Following months of intense political pressure stemming from an inflammatory video campaign that accuses Planned Parenthood of illegally selling aborted fetal tissue, the national women’s health organization will make changes to the way its clinics handle these donations.
In a letter to the National Institutes of Health that was made public on Tuesday, Planned Parenthood president Cecile Richards confirmed that her group’s affiliates will no longer accept any reimbursements for the cost of collecting and transporting fetal tissue samples.
Richards explained that, although it’s legal for abortion clinics to receive reimbursement for the costs incurred by fetal tissue donation, her organization is taking steps to “completely debunk the disingenuous argument” that Planned Parenthood is improperly profiting from this practice.
At a handful of Planned Parenthood clinics, abortion patients have the option to donate the fetal tissue that results from their procedure. Scientists can then use that biological material to study new treatments for degenerative diseases like Alzheimer’s. This practice — which was not politically controversial until anti-abortion activists’ video campaign construed it as a barbaric way to profit from aborted baby limbs — was legalized under the National Institutes of Health Revitalization Act in 1993.
Planned Parenthood maintains that it isn’t violating this decades-old law. While the National Institutes of Health Revitalization Act doesn’t allow health providers to profit from the sale of biological material itself, the measure does permit clinics to be reimbursed for the cost of shipping this material to scientific research facilities.
Still, Tuesday’s announcement is an attempt to stem the ongoing controversy swirling around Planned Parenthood, which has become the subject of multiple state investigations and five different congressional committees in the wake of the videos.
“Planned Parenthood’s policies on fetal tissue donation already exceed the legal requirements. Now we’re going even further in order to take away any basis for attacking Planned Parenthood to advance an anti-abortion political agenda,” Richards wrote.
In a press release circulated by the organization, Richards added that the new policy “removes beyond the shadow of a doubt the ludicrous idea that Planned Parenthood has any financial interest in tissue donation — and shows the real agenda behind these attacks.”
Nonetheless, the policy change is unlikely to satisfy Planned Parenthood’s most vocal critics.
Multiple investigations into the organization’s fetal tissue donation program have already come up empty, unable to find any evidence that Planned Parenthood is breaking the law. But that evidence hasn’t been enough to convince Republican lawmakers to call off the search. Just last week, House Republicans formed a special committee to continue probing the national women’s health organization, arguing that Planned Parenthood needs more oversight regardless of whether it’s actually violating any legal guidelines.

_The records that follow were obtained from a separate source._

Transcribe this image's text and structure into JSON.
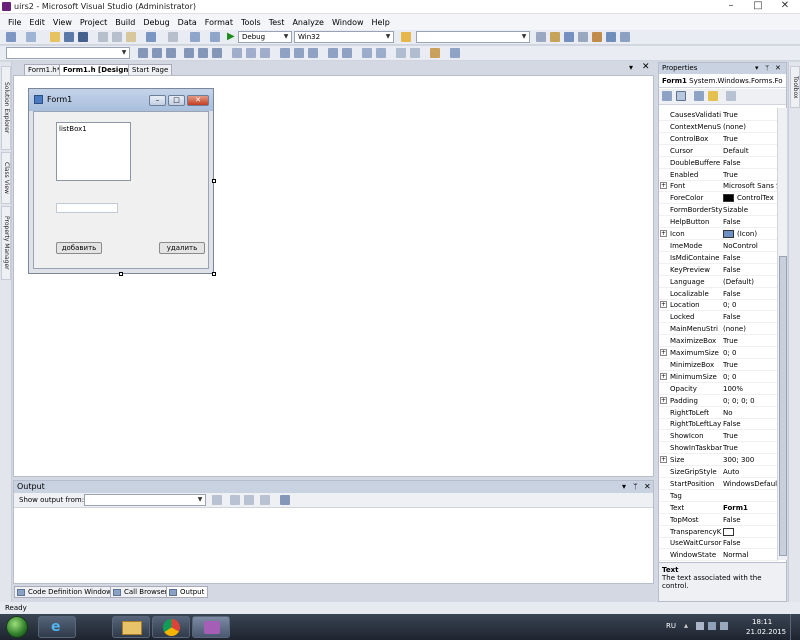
{
  "window": {
    "title": "uirs2 - Microsoft Visual Studio (Administrator)"
  },
  "menu": [
    "File",
    "Edit",
    "View",
    "Project",
    "Build",
    "Debug",
    "Data",
    "Format",
    "Tools",
    "Test",
    "Analyze",
    "Window",
    "Help"
  ],
  "toolbar": {
    "config": "Debug",
    "platform": "Win32"
  },
  "sidebar_left": {
    "solution_explorer": "Solution Explorer",
    "class_view": "Class View",
    "property_manager": "Property Manager"
  },
  "doc_tabs": [
    "Form1.h*",
    "Form1.h [Design]*",
    "Start Page"
  ],
  "form": {
    "title": "Form1",
    "listbox_label": "listBox1",
    "add_button": "добавить",
    "delete_button": "удалить"
  },
  "output": {
    "title": "Output",
    "show_from": "Show output from:"
  },
  "bottom_tabs": [
    "Code Definition Window",
    "Call Browser",
    "Output"
  ],
  "properties": {
    "title": "Properties",
    "object_name": "Form1",
    "object_type": "System.Windows.Forms.Fo",
    "rows": [
      {
        "name": "CausesValidati",
        "value": "True"
      },
      {
        "name": "ContextMenuS",
        "value": "(none)"
      },
      {
        "name": "ControlBox",
        "value": "True"
      },
      {
        "name": "Cursor",
        "value": "Default"
      },
      {
        "name": "DoubleBuffere",
        "value": "False"
      },
      {
        "name": "Enabled",
        "value": "True"
      },
      {
        "name": "Font",
        "value": "Microsoft Sans S",
        "expand": true
      },
      {
        "name": "ForeColor",
        "value": "ControlTex",
        "swatch": "#000000"
      },
      {
        "name": "FormBorderSty",
        "value": "Sizable"
      },
      {
        "name": "HelpButton",
        "value": "False"
      },
      {
        "name": "Icon",
        "value": "(Icon)",
        "expand": true,
        "icon": true
      },
      {
        "name": "ImeMode",
        "value": "NoControl"
      },
      {
        "name": "IsMdiContaine",
        "value": "False"
      },
      {
        "name": "KeyPreview",
        "value": "False"
      },
      {
        "name": "Language",
        "value": "(Default)"
      },
      {
        "name": "Localizable",
        "value": "False"
      },
      {
        "name": "Location",
        "value": "0; 0",
        "expand": true
      },
      {
        "name": "Locked",
        "value": "False"
      },
      {
        "name": "MainMenuStri",
        "value": "(none)"
      },
      {
        "name": "MaximizeBox",
        "value": "True"
      },
      {
        "name": "MaximumSize",
        "value": "0; 0",
        "expand": true
      },
      {
        "name": "MinimizeBox",
        "value": "True"
      },
      {
        "name": "MinimumSize",
        "value": "0; 0",
        "expand": true
      },
      {
        "name": "Opacity",
        "value": "100%"
      },
      {
        "name": "Padding",
        "value": "0; 0; 0; 0",
        "expand": true
      },
      {
        "name": "RightToLeft",
        "value": "No"
      },
      {
        "name": "RightToLeftLay",
        "value": "False"
      },
      {
        "name": "ShowIcon",
        "value": "True"
      },
      {
        "name": "ShowInTaskbar",
        "value": "True"
      },
      {
        "name": "Size",
        "value": "300; 300",
        "expand": true
      },
      {
        "name": "SizeGripStyle",
        "value": "Auto"
      },
      {
        "name": "StartPosition",
        "value": "WindowsDefaul"
      },
      {
        "name": "Tag",
        "value": ""
      },
      {
        "name": "Text",
        "value": "Form1",
        "bold": true
      },
      {
        "name": "TopMost",
        "value": "False"
      },
      {
        "name": "TransparencyK",
        "value": "",
        "swatch": "#ffffff"
      },
      {
        "name": "UseWaitCursor",
        "value": "False"
      },
      {
        "name": "WindowState",
        "value": "Normal"
      }
    ],
    "desc_title": "Text",
    "desc_text": "The text associated with the control."
  },
  "toolbox_label": "Toolbox",
  "status": "Ready",
  "taskbar": {
    "lang": "RU",
    "time": "18:11",
    "date": "21.02.2015"
  },
  "colors": {
    "accent": "#68217a",
    "selection_bg": "#c9d2e1"
  }
}
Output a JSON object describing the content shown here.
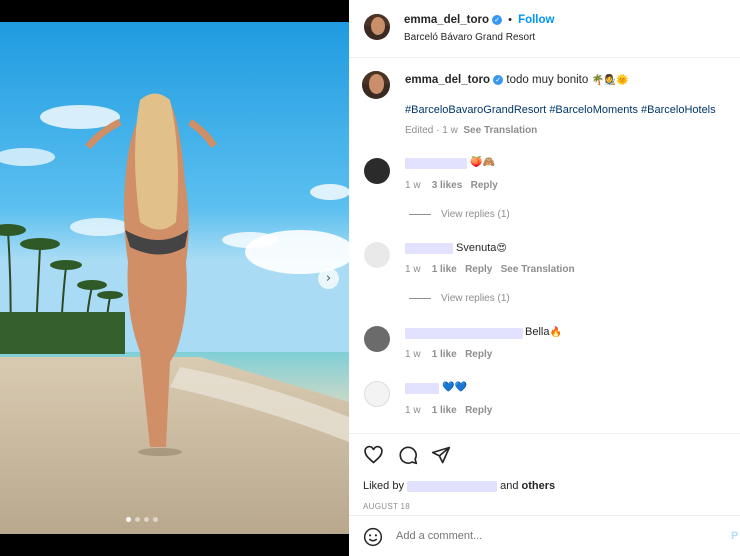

“Even if Planned Parenthood complied with the law, it’s clear we need to learn more about their barbaric tactics so we can amend those laws and ensure these practices never happen again,” Rep. Virginia Foxx (R-NC) said at the time.
Some abortion opponents have gone even further, suggesting that the campaign against Planned Parenthood will continue regardless of whether the group continues procuring fetal tissue donations — or even whether it continues performing abortions at all.
Dr. Monica Miller of Citizens for a Pro-Life Society, one of the activists who has been organizing nationwide protests against Planned Parenthood clinics, said last week that she wants to defund Planned Parenthood regardless of its abortion services because she believes the group promotes a “corrupt view of human sexuality.”
“And I say even if Planned Parenthood didn’t perform one single abortion, just the mere fact that its sexual ethic is corrupted means right there, should be the reason right there, that they should not receive any federal money,” she said. “The kind of sexual ethic that Planned Parenthood promotes is sex for recreation, sex for mere pleasure.”
The backlash against Planned Parenthood also shows no signs of abating on the state level. Regardless of the federal laws that govern fetal tissue donation, multiple states are already moving to ban the practice. Experts at the Guttmacher Institute, a think tank that tracks reproductive health policy, expect a rush of similar legislation next session.